Many people these days are bringing in cash with video games. Celebrities on YouTube, such as PewDiePie for example, have earned millions by posting footage of themselves playing newly released games. There are professional players who earn 6 figure sums in eSports events. If you’re not inclined to being an Internet celebrity and you don’t have the same reflexes you did as a teenager, you might still be missing out on a money-making opportunity.
Classic games are readily obtainable since they are frequently reissued electronically. Despite this, a market still exists for those who collect the original products, similar to comic books. Vintage games in mint condition, and limited releases in particular, can be sold for high profit on websites like eBay.
Here’s a sample of games recently sold.
Final Fantasy VII (Black Label)
With a 1997 release, this game was the second highest selling title on the earliest Playstation. Since that time, it has been designated as one of the best games of all time. This has heightened interest from collectors. A copy of the game fetched $280 towards the end of March.
Sonic the Hedgehog
The most famous character from Sega will be 25 years old this July – which is fueling a fascination with his first introduction. Early this month, a pristine copy of the original Sega Genesis game sold for $525.
The Legend of Zelda prototype
Collectors are interested in much more than just retail copies of early games. If you are fortunate enough to own an extremely rare title or a prototype, chances are you’ll make more than a few hundred dollars in profit. Tom Curtin made $55,000 in 2012 selling a test cartridge/prototype of this Nintendo Entertainment System (NES) classic title. While that’s a substantial amount, it’s nowhere near his original $150,000 asking price.
Launched in 1985 as a title with the original NES, Ice Climber features two players as they scale up a cliff and try to successfully pilfer a vegetable from a variety of enemies that range from an upright walking polar bear who wears sunglasses and pink shorts to a condor. The game was unique, and for most, long gone from memory. However, for a factory sealed copy of the title sold for $2561 in March
Super Mario Bros.
Super Mario Bros. turned 30 last year and has never truly been out of the market. It is perhaps the most popular video game ever made. There is an edition of the game for practically every gaming system Nintendo has made, and one can easily download a digital copy of the first version from the assortment of legacy games available on the “Virtual Console” of the Wii or Wii U. However, like first-edition books, collectors prize the original most. Last month, a copy of this 1985 game, still sealed from the factory, sold for $450.
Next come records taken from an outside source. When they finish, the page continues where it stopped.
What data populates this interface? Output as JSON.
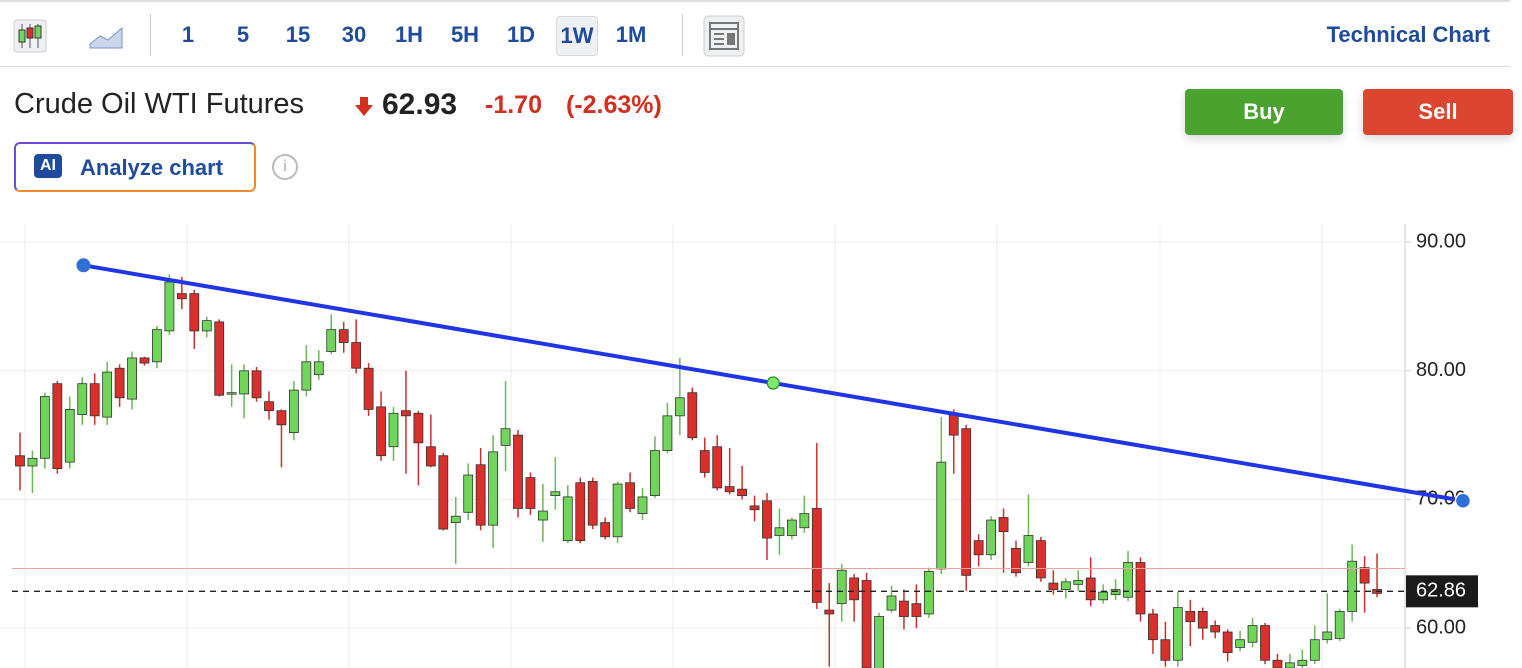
{
  "toolbar": {
    "intervals": [
      "1",
      "5",
      "15",
      "30",
      "1H",
      "5H",
      "1D",
      "1W",
      "1M"
    ],
    "active_index": 7,
    "link": "Technical Chart"
  },
  "instrument": {
    "name": "Crude Oil WTI Futures",
    "price": "62.93",
    "change": "-1.70",
    "change_pct": "(-2.63%)"
  },
  "actions": {
    "buy": "Buy",
    "sell": "Sell",
    "ai_badge": "AI",
    "analyze": "Analyze chart"
  },
  "chart_data": {
    "type": "candlestick",
    "open": [
      73.4,
      72.6,
      73.2,
      79.0,
      72.9,
      76.6,
      79.0,
      76.4,
      80.2,
      77.8,
      81.0,
      80.7,
      83.1,
      86.0,
      86.0,
      83.1,
      83.8,
      78.2,
      78.2,
      80.0,
      77.6,
      76.9,
      75.2,
      78.5,
      79.7,
      81.5,
      83.2,
      82.2,
      80.2,
      77.2,
      74.1,
      76.9,
      76.7,
      74.1,
      73.4,
      68.2,
      69.0,
      72.7,
      68.0,
      74.2,
      75.0,
      71.7,
      68.4,
      70.3,
      66.8,
      71.3,
      71.4,
      68.2,
      67.1,
      71.3,
      68.9,
      70.3,
      73.8,
      76.5,
      78.3,
      73.8,
      74.1,
      71.0,
      70.8,
      69.5,
      69.9,
      67.2,
      67.2,
      67.8,
      69.3,
      61.4,
      61.9,
      63.9,
      63.7,
      56.5,
      61.4,
      62.1,
      61.9,
      61.1,
      64.6,
      76.6,
      75.5,
      66.8,
      65.7,
      68.6,
      66.2,
      65.1,
      66.8,
      63.5,
      63.0,
      63.4,
      63.9,
      62.2,
      62.6,
      62.4,
      65.1,
      61.1,
      59.1,
      57.5,
      61.3,
      61.3,
      60.2,
      59.7,
      58.5,
      58.9,
      60.2,
      57.5,
      56.9,
      57.1,
      57.5,
      59.1,
      59.2,
      61.3,
      64.7,
      63.0
    ],
    "high": [
      75.2,
      73.8,
      78.3,
      79.2,
      78.0,
      79.5,
      79.8,
      80.7,
      80.5,
      81.5,
      81.1,
      83.5,
      87.5,
      87.3,
      86.3,
      84.2,
      84.0,
      80.5,
      80.5,
      80.3,
      78.4,
      77.0,
      79.2,
      82.0,
      81.6,
      84.4,
      83.8,
      84.0,
      80.6,
      78.4,
      77.2,
      80.0,
      76.9,
      76.6,
      73.6,
      70.2,
      72.8,
      74.0,
      75.0,
      79.2,
      75.4,
      72.1,
      71.2,
      73.3,
      71.1,
      71.7,
      71.7,
      68.6,
      71.4,
      72.1,
      70.9,
      74.9,
      77.5,
      81.0,
      78.7,
      74.8,
      75.0,
      74.0,
      72.6,
      70.3,
      70.5,
      69.3,
      68.6,
      70.3,
      74.4,
      63.5,
      65.0,
      64.2,
      64.3,
      61.2,
      63.3,
      63.0,
      63.4,
      64.7,
      76.4,
      77.0,
      75.8,
      67.3,
      68.7,
      69.3,
      66.8,
      70.4,
      67.1,
      64.5,
      63.9,
      64.5,
      65.5,
      63.4,
      63.8,
      66.0,
      65.5,
      61.5,
      60.5,
      62.8,
      62.2,
      61.6,
      60.6,
      59.9,
      59.8,
      60.8,
      60.4,
      58.0,
      58.0,
      58.3,
      60.2,
      62.7,
      61.5,
      66.5,
      65.6,
      65.8
    ],
    "low": [
      70.7,
      70.5,
      72.4,
      72.0,
      72.4,
      75.8,
      75.8,
      75.8,
      77.2,
      77.0,
      80.4,
      80.2,
      82.8,
      84.8,
      81.7,
      82.6,
      78.0,
      77.2,
      76.3,
      77.6,
      76.2,
      72.5,
      74.6,
      78.0,
      79.3,
      81.3,
      81.4,
      79.8,
      76.5,
      73.0,
      73.0,
      72.0,
      71.1,
      72.5,
      67.6,
      65.0,
      68.4,
      67.6,
      66.2,
      72.2,
      68.6,
      68.8,
      66.7,
      69.2,
      66.6,
      66.6,
      67.7,
      66.9,
      66.6,
      69.0,
      68.4,
      70.1,
      73.6,
      75.0,
      74.6,
      71.7,
      70.7,
      70.4,
      70.0,
      68.3,
      65.3,
      65.7,
      66.9,
      67.4,
      61.5,
      57.0,
      60.5,
      60.5,
      55.5,
      55.0,
      61.2,
      59.9,
      60.0,
      60.8,
      64.2,
      72.0,
      62.9,
      64.8,
      65.3,
      64.3,
      64.0,
      64.8,
      63.6,
      62.6,
      62.3,
      62.9,
      61.7,
      61.9,
      62.2,
      62.1,
      60.5,
      58.0,
      57.0,
      57.0,
      58.6,
      59.1,
      59.2,
      57.4,
      58.2,
      58.5,
      57.2,
      56.0,
      56.5,
      56.8,
      57.2,
      58.8,
      59.0,
      60.5,
      61.2,
      62.4
    ],
    "close": [
      72.6,
      73.2,
      78.0,
      72.4,
      77.0,
      79.0,
      76.5,
      79.9,
      77.9,
      81.0,
      80.6,
      83.2,
      86.9,
      85.6,
      83.1,
      83.9,
      78.1,
      78.3,
      80.0,
      77.9,
      76.9,
      75.8,
      78.5,
      80.7,
      80.7,
      83.2,
      82.2,
      80.2,
      77.0,
      73.4,
      76.7,
      76.5,
      74.4,
      72.6,
      67.7,
      68.7,
      71.9,
      68.0,
      73.7,
      75.5,
      69.3,
      69.3,
      69.1,
      70.6,
      70.2,
      66.8,
      68.0,
      67.1,
      71.2,
      69.3,
      70.2,
      73.8,
      76.5,
      77.9,
      74.8,
      72.1,
      70.9,
      70.6,
      70.3,
      69.2,
      67.0,
      67.8,
      68.4,
      68.9,
      62.0,
      61.1,
      64.5,
      62.2,
      56.9,
      60.9,
      62.5,
      60.9,
      60.9,
      64.4,
      72.9,
      75.0,
      64.1,
      65.7,
      68.4,
      67.5,
      64.3,
      67.2,
      63.9,
      63.0,
      63.6,
      63.7,
      62.2,
      62.8,
      63.0,
      65.1,
      61.1,
      59.1,
      57.5,
      61.6,
      60.5,
      60.0,
      59.7,
      58.1,
      59.1,
      60.2,
      57.5,
      56.9,
      57.3,
      57.5,
      59.1,
      59.7,
      61.3,
      65.2,
      63.5,
      62.7
    ],
    "up_color": "#6fd65a",
    "down_color": "#d9302c",
    "trendline": {
      "x": [
        5.1,
        115.9
      ],
      "values": [
        88.2,
        69.9
      ],
      "color": "#1f35e6"
    },
    "prev_close": 64.63,
    "last_price": {
      "value": 62.86,
      "label": "62.86"
    },
    "ylim": [
      56.9,
      91.1
    ],
    "yticks": [
      {
        "value": 60,
        "label": "60.00"
      },
      {
        "value": 70,
        "label": "70.00"
      },
      {
        "value": 80,
        "label": "80.00"
      },
      {
        "value": 90,
        "label": "90.00"
      }
    ],
    "grid": true
  }
}
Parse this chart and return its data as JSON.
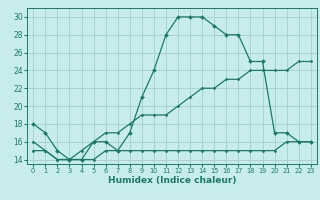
{
  "title": "",
  "xlabel": "Humidex (Indice chaleur)",
  "background_color": "#c8ecec",
  "grid_color": "#a0d0d0",
  "line_color": "#1a7a6a",
  "xlim": [
    -0.5,
    23.5
  ],
  "ylim": [
    13.5,
    31
  ],
  "xticks": [
    0,
    1,
    2,
    3,
    4,
    5,
    6,
    7,
    8,
    9,
    10,
    11,
    12,
    13,
    14,
    15,
    16,
    17,
    18,
    19,
    20,
    21,
    22,
    23
  ],
  "yticks": [
    14,
    16,
    18,
    20,
    22,
    24,
    26,
    28,
    30
  ],
  "curve1_x": [
    0,
    1,
    2,
    3,
    4,
    5,
    6,
    7,
    8,
    9,
    10,
    11,
    12,
    13,
    14,
    15,
    16,
    17,
    18,
    19,
    20,
    21,
    22,
    23
  ],
  "curve1_y": [
    18,
    17,
    15,
    14,
    14,
    16,
    16,
    15,
    17,
    21,
    24,
    28,
    30,
    30,
    30,
    29,
    28,
    28,
    25,
    25,
    17,
    17,
    16,
    16
  ],
  "curve2_x": [
    0,
    1,
    2,
    3,
    4,
    5,
    6,
    7,
    8,
    9,
    10,
    11,
    12,
    13,
    14,
    15,
    16,
    17,
    18,
    19,
    20,
    21,
    22,
    23
  ],
  "curve2_y": [
    16,
    15,
    14,
    14,
    15,
    16,
    17,
    17,
    18,
    19,
    19,
    19,
    20,
    21,
    22,
    22,
    23,
    23,
    24,
    24,
    24,
    24,
    25,
    25
  ],
  "curve3_x": [
    0,
    1,
    2,
    3,
    4,
    5,
    6,
    7,
    8,
    9,
    10,
    11,
    12,
    13,
    14,
    15,
    16,
    17,
    18,
    19,
    20,
    21,
    22,
    23
  ],
  "curve3_y": [
    15,
    15,
    14,
    14,
    14,
    14,
    15,
    15,
    15,
    15,
    15,
    15,
    15,
    15,
    15,
    15,
    15,
    15,
    15,
    15,
    15,
    16,
    16,
    16
  ],
  "xlabel_fontsize": 6.5,
  "tick_fontsize": 5.0
}
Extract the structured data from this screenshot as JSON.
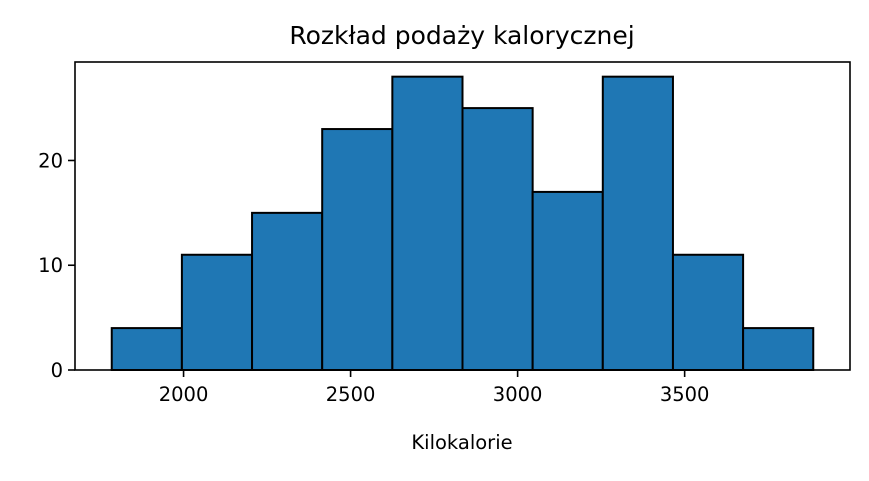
{
  "chart_data": {
    "type": "bar",
    "subtype": "histogram",
    "title": "Rozkład podaży kalorycznej",
    "xlabel": "Kilokalorie",
    "ylabel": "",
    "bin_edges": [
      1785,
      1995,
      2205,
      2415,
      2625,
      2835,
      3045,
      3255,
      3465,
      3675,
      3885
    ],
    "values": [
      4,
      11,
      15,
      23,
      28,
      25,
      17,
      28,
      11,
      4
    ],
    "xlim": [
      1675,
      3995
    ],
    "ylim": [
      0,
      29.4
    ],
    "xticks": [
      2000,
      2500,
      3000,
      3500
    ],
    "yticks": [
      0,
      10,
      20
    ],
    "grid": false,
    "legend": "none",
    "bar_color": "#1f77b4",
    "edge_color": "#000000"
  }
}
World of Warcraft Collector’s Edition
Immense online multiplayer game from Activision, World of Warcraft had more than 5.5 million players last year, proving that while it is nowhere near the height of its success, it is still a massively popular game. Free copies of the game will be given to fans who go see the Warcraft movie at participating United Artists Theaters, Edwards Theaters, and Regal Cinemas. So it’s somewhat unexpected how high the demand for the initial collector’s edition has become. A number of sealed collector’s editions of the game’s expansions fetched from $300-$400. Two sealed copies each sold for over $2,300.
It was thought only 12 copies of this Atari 2600 game existed until 2010. None of the 12 were believed to have an instruction manual or a box. However, a 13th game that did have a box surfaced after CNN.com released a story regarding the game. A 14th copy with both the instruction manual and the box emerged two years later. That copy allowed its owner to pocket $33,433 from the sale.
One of the earliest exercise games in the industry, Stadium Events from Bandai was released in 1987 but was recalled shortly thereafter. For some collectors, the copies remaining in circulation are somewhat of a holy grail. A factory-sealed copy went for $35,100 in 2015 and just this year, a man who purchased a less than perfect copy for $2 at a garage sale, was able to resell it for $7,500.
This game was bad enough that thousands of copies were buried by Atari in a landfill located in New Mexico. Considered to be the worst video game ever made, copies purchased from the store don’t have much value. However, in 2014, landfill copies were unearthed and are plenty valuable. In 2015, a copy from the landfill was sold for the price of $1535. One of the landfill’s employees, who recalls burying the games, Joe Lewandowski, also assisted in locating them. He says he’s keeping 297 of the recovered cartridges, to some extent with the hope that Hollywood will recreate the classic film.